According to the Associated Press, workers were tightening suspension cables — meant to ensure that the overpass could withstand a sufficient amount of weight and pressure — as part of the test when the bridge buckled. State and federal investigators found that the extra tension on the suspension cables may have been a factor in the lethal collapse, which left six dead and 10 injured.
The innovative bridge was designed by a team at FIU. The team employed the Accelerated Bridge Construction (ABC) technique, making the Sweetwater bridge the first to be built with this method. By using ABC, contractors were able to work without blocking the street below. A fact sheet released by FIU touted the bridge’s 100 year lifespan and ability to withstand a Category 5 hurricane.
Given these lofty expectations, the collapse came as a real shock to the FIU community. Following the tragedy, Figg Bridge Design, one of the contractors tasked with erecting the bridge, released a statement underscoring the shocking turn of events.
“In our 40-year history, nothing like this has ever happened before. Our entire team mourns the loss of life and injuries associated with this devastating tragedy, and our prayers go out to all involved,” the statement said.

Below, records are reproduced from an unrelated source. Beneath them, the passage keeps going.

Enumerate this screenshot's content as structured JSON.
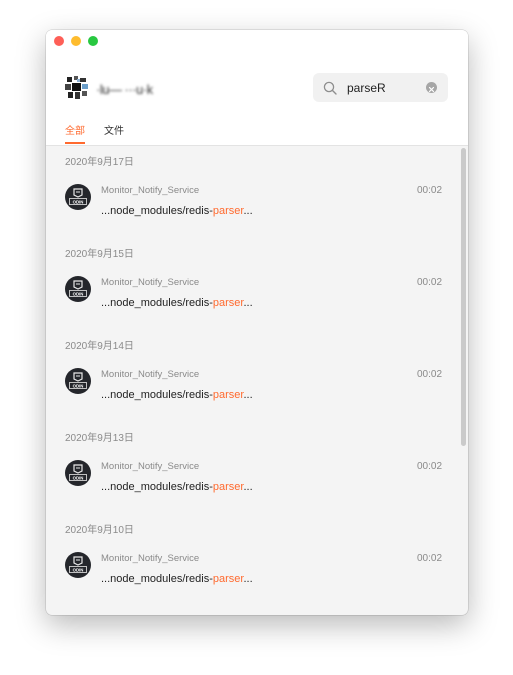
{
  "app": {
    "header": {
      "chat_name": "·lu―  ···u·k"
    },
    "search": {
      "value": "parseR",
      "placeholder": ""
    },
    "tabs": [
      {
        "label": "全部",
        "active": true
      },
      {
        "label": "文件",
        "active": false
      }
    ],
    "accent_color": "#ff6a2f"
  },
  "results": [
    {
      "date": "2020年9月17日",
      "sender": "Monitor_Notify_Service",
      "time": "00:02",
      "snippet_before": "...node_modules/redis-",
      "snippet_match": "parser",
      "snippet_after": "..."
    },
    {
      "date": "2020年9月15日",
      "sender": "Monitor_Notify_Service",
      "time": "00:02",
      "snippet_before": "...node_modules/redis-",
      "snippet_match": "parser",
      "snippet_after": "..."
    },
    {
      "date": "2020年9月14日",
      "sender": "Monitor_Notify_Service",
      "time": "00:02",
      "snippet_before": "...node_modules/redis-",
      "snippet_match": "parser",
      "snippet_after": "..."
    },
    {
      "date": "2020年9月13日",
      "sender": "Monitor_Notify_Service",
      "time": "00:02",
      "snippet_before": "...node_modules/redis-",
      "snippet_match": "parser",
      "snippet_after": "..."
    },
    {
      "date": "2020年9月10日",
      "sender": "Monitor_Notify_Service",
      "time": "00:02",
      "snippet_before": "...node_modules/redis-",
      "snippet_match": "parser",
      "snippet_after": "..."
    }
  ]
}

Although the stress test may have played a role in the collapse, investigators and experts warn that it’s too early to understand all of the variables at play. Because the Sweetwater bridge employed state-of-the-art design methods, it’s unclear if design errors, construction failures, or a combination of both are to blame.
Unfortunately, uncertainty comes along with innovation, as U.C. Berkeley engineering professor Robert Bea told the Associated Press.
“Innovations take a design firm into an area where they don’t have applicable experience,” Bea said. “We have another unexpected failure on our hands.”